MONGOLIA- THE LAND OF BLUE SKIES
Mongolia is in northern Asia between the Russian Republic and the People’s Republic of China; about a two and a half hour plane ride from Seoul, Korea, or Beijing, China.
The land area is over 1.5 million square km, slightly smaller than Alaska, over twice the size of Texas and three times the size of France.
Population is approximately 3 million as of 2015.
Mongolia has the world’s lowest population density at only 1.4 people per square km.
Currency is the togrog; the exchange rate is around 1900 to the dollar.

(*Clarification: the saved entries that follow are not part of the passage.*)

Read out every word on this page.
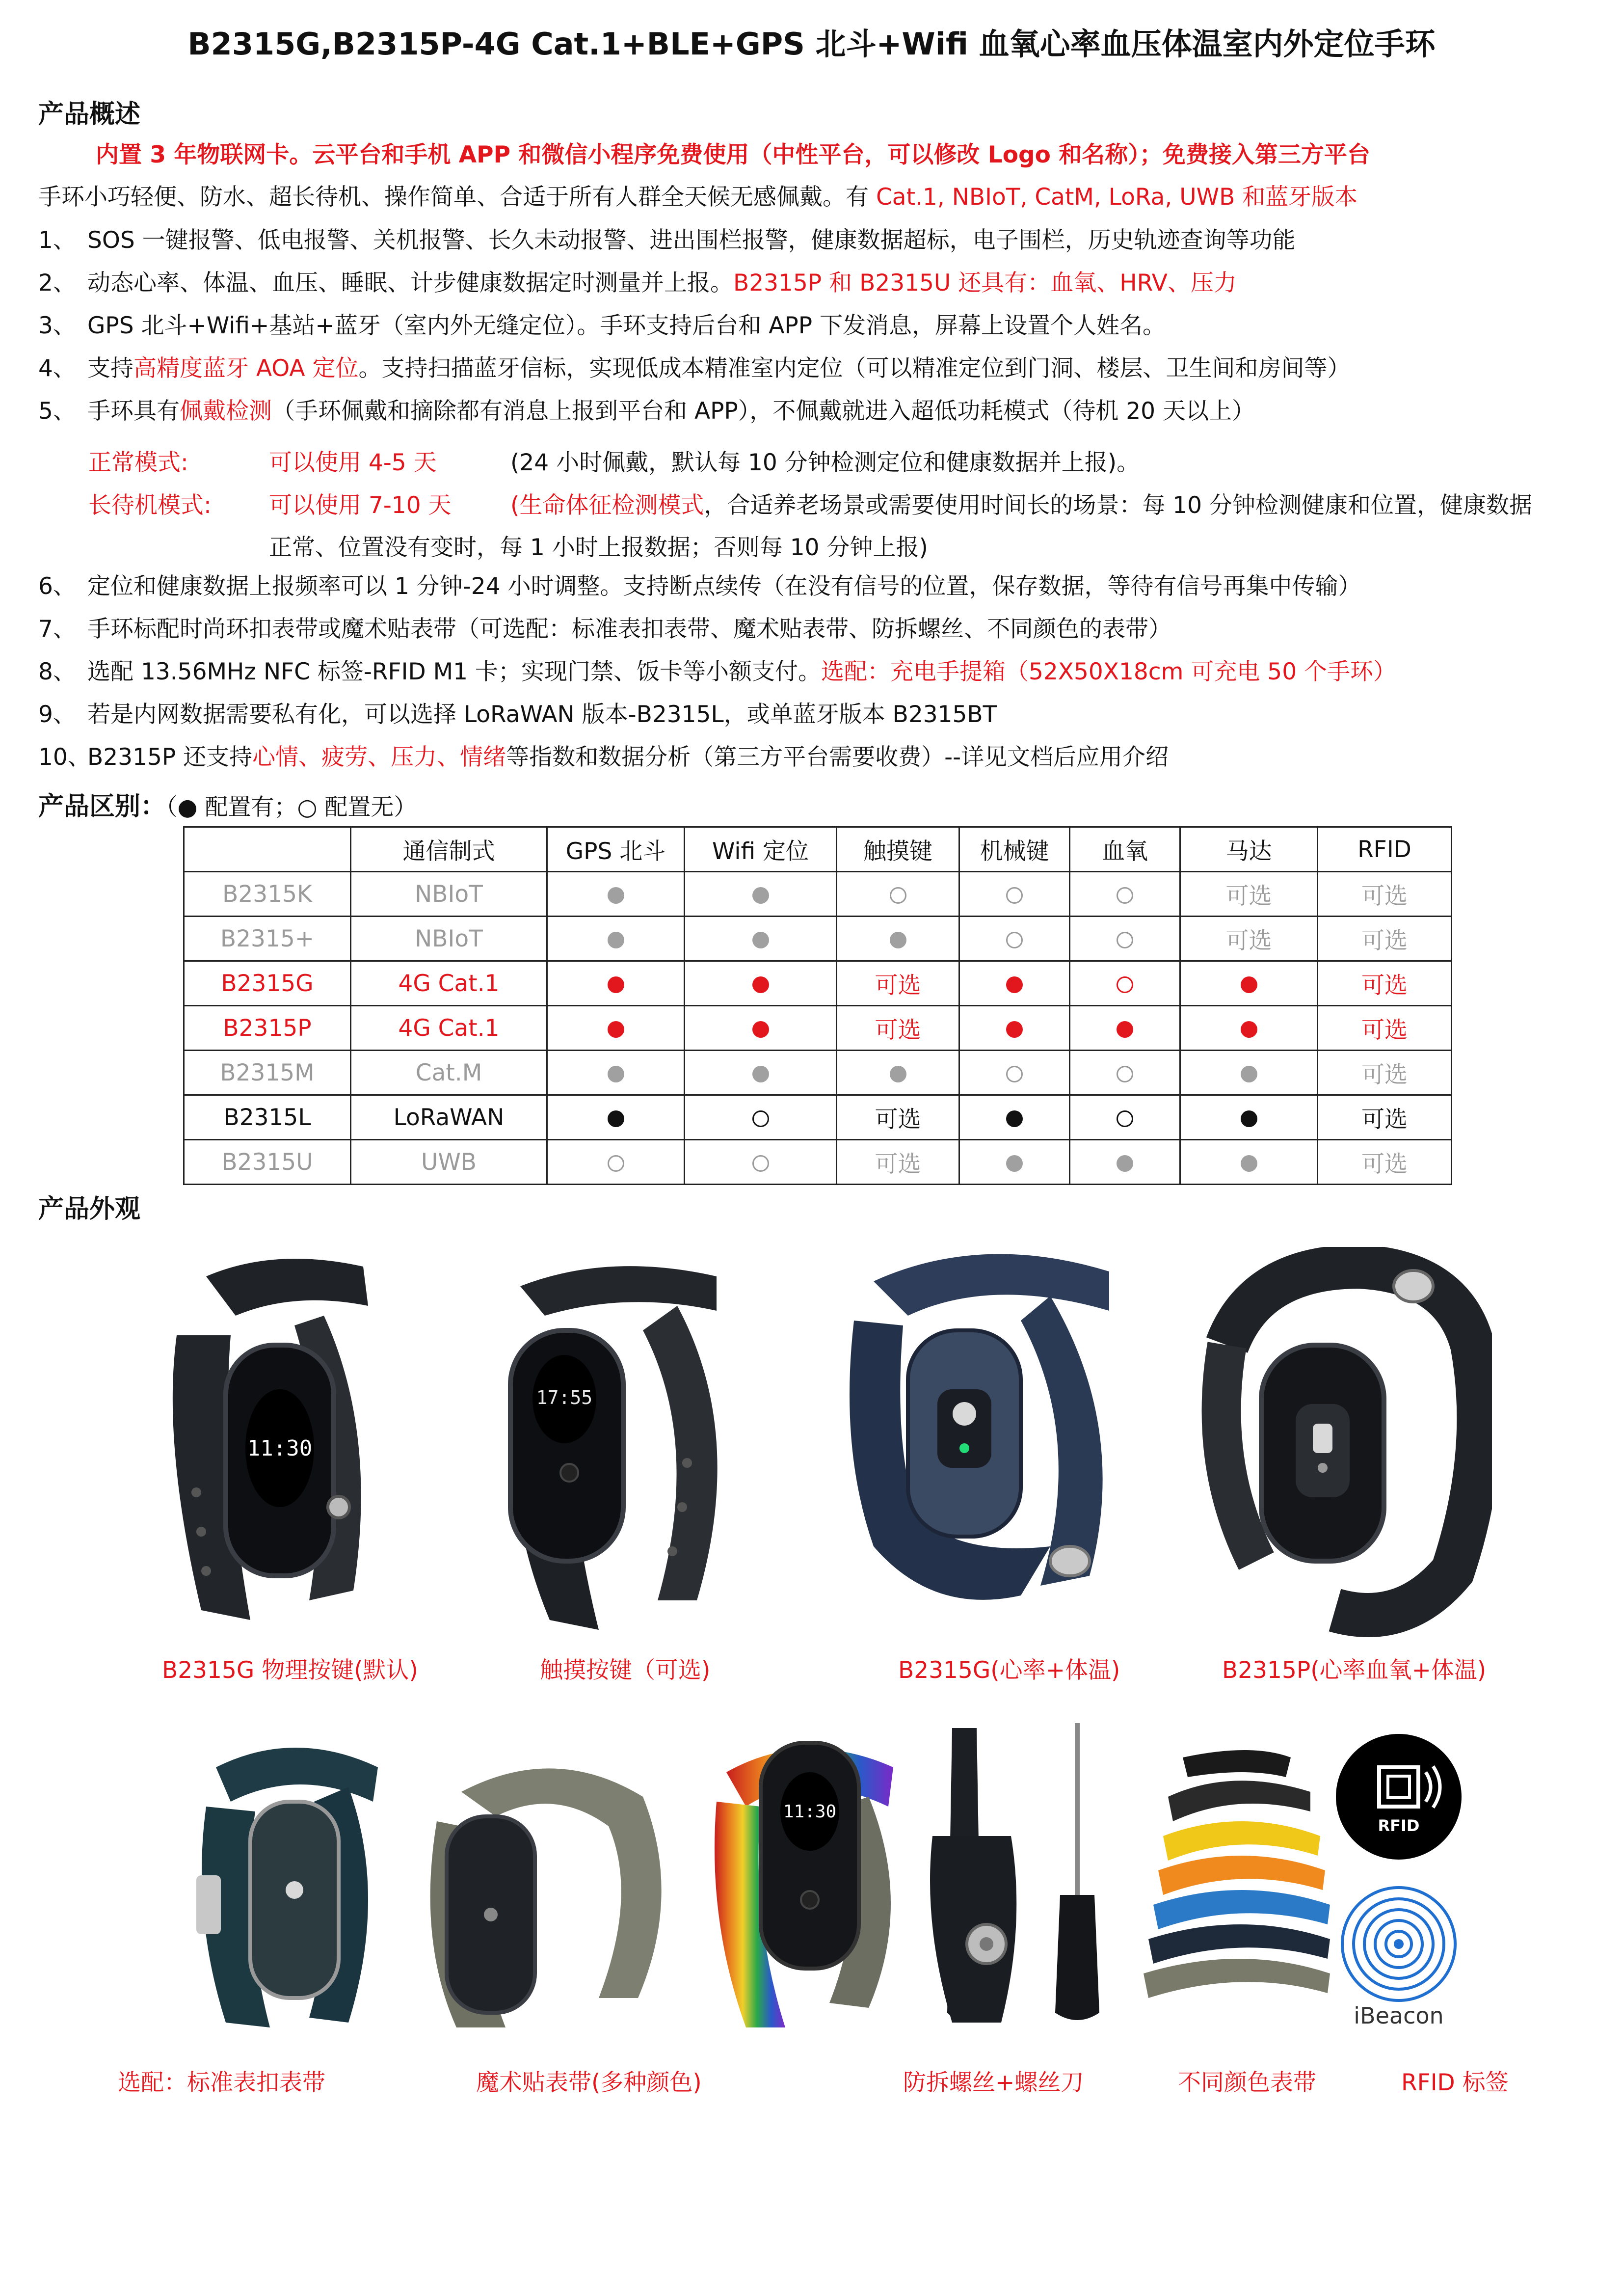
B2315G,B2315P-4G Cat.1+BLE+GPS 北斗+Wifi 血氧心率血压体温室内外定位手环
产品概述
内置 3 年物联网卡。云平台和手机 APP 和微信小程序免费使用（中性平台，可以修改 Logo 和名称）；免费接入第三方平台
手环小巧轻便、防水、超长待机、操作简单、合适于所有人群全天候无感佩戴。有 Cat.1, NBIoT, CatM, LoRa, UWB 和蓝牙版本
1、 SOS 一键报警、低电报警、关机报警、长久未动报警、进出围栏报警，健康数据超标，电子围栏，历史轨迹查询等功能
2、 动态心率、体温、血压、睡眠、计步健康数据定时测量并上报。B2315P 和 B2315U 还具有：血氧、HRV、压力
3、 GPS 北斗+Wifi+基站+蓝牙（室内外无缝定位）。手环支持后台和 APP 下发消息，屏幕上设置个人姓名。
4、 支持高精度蓝牙 AOA 定位。支持扫描蓝牙信标，实现低成本精准室内定位（可以精准定位到门洞、楼层、卫生间和房间等）
5、 手环具有佩戴检测（手环佩戴和摘除都有消息上报到平台和 APP），不佩戴就进入超低功耗模式（待机 20 天以上）
正常模式:	可以使用 4-5 天	(24 小时佩戴，默认每 10 分钟检测定位和健康数据并上报)。
长待机模式: 可以使用 7-10 天	(生命体征检测模式，合适养老场景或需要使用时间长的场景：每 10 分钟检测健康和位置，健康数据
正常、位置没有变时，每 1 小时上报数据；否则每 10 分钟上报)
6、 定位和健康数据上报频率可以 1 分钟-24 小时调整。支持断点续传（在没有信号的位置，保存数据，等待有信号再集中传输）
7、 手环标配时尚环扣表带或魔术贴表带（可选配：标准表扣表带、魔术贴表带、防拆螺丝、不同颜色的表带）
8、 选配 13.56MHz NFC 标签-RFID M1 卡；实现门禁、饭卡等小额支付。选配：充电手提箱（52X50X18cm 可充电 50 个手环）
9、 若是内网数据需要私有化，可以选择 LoRaWAN 版本-B2315L，或单蓝牙版本 B2315BT
10、B2315P 还支持心情、疲劳、压力、情绪等指数和数据分析（第三方平台需要收费）--详见文档后应用介绍
产品区别：（● 配置有；○ 配置无）
	通信制式	GPS 北斗	Wifi 定位	触摸键	机械键	血氧	马达	RFID
B2315K	NBIoT						可选	可选
B2315+	NBIoT						可选	可选
B2315G	4G Cat.1			可选				可选
B2315P	4G Cat.1			可选				可选
B2315M	Cat.M							可选
B2315L	LoRaWAN			可选				可选
B2315U	UWB			可选				可选
产品外观
11:30
17:55
B2315G 物理按键(默认)	触摸按键（可选)	B2315G(心率+体温)	B2315P(心率血氧+体温)
11:30
RFID
iBeacon
选配：标准表扣表带	魔术贴表带(多种颜色)	防拆螺丝+螺丝刀	不同颜色表带	RFID 标签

The country is divided into 21 aimags (counties or provinces) served by soum centers (county seats).
It is one of the highest elevation countries in the world, averaging around 1580m.
The major ethnic group is the Kalkha Mongols at almost 95%; Other ethnic minorities include Turkic peoples (mostly Kazakh), 5%: and other .1%.
Literacy is almost 98%.
40% of the population are herders or working in agriculture.
53% are Buddhists (Tibetan); Tengerist/Shamanist 2.9%, Christian, 2.2%; Muslim, 3%; none, 38.6%.
4800 km of paved road; 44,00o km of unpaved road.
There are almost 330,000 internet users and 20,84 internet hosts.
There are 3.375 miilion cell phones.
About half the population lives in gers (known in other countries as “yurts”, a Russian word of turkic origin).
The average salary in Ulaanbaatar is $400 a month and rising.
Other than the tracks along the railroad and some areas surrounding the capital, Ulaanbaatar, the land is open and unfenced.
Yearly temperatures range from over 100F in the Gobi in the summer to -40F in the winter.
Mongolia has 260 days of sunshine a year, which is why the Mongols call their home “The Land of Blue Skies”.
This information is from the CIA World Factbook and the Lonely Planet Guide: Mongolia
Environment and Wildlife
While it certainly has environmental issues that need to be addressed, Mongolia has, within its borders some of the largest areas of unspoiled land left in Asia.
Khovsgol Nur, in northern Mongolia, the second oldest lake in the world contains 2% of the world’s fresh water (and 65% of Mongolia’s).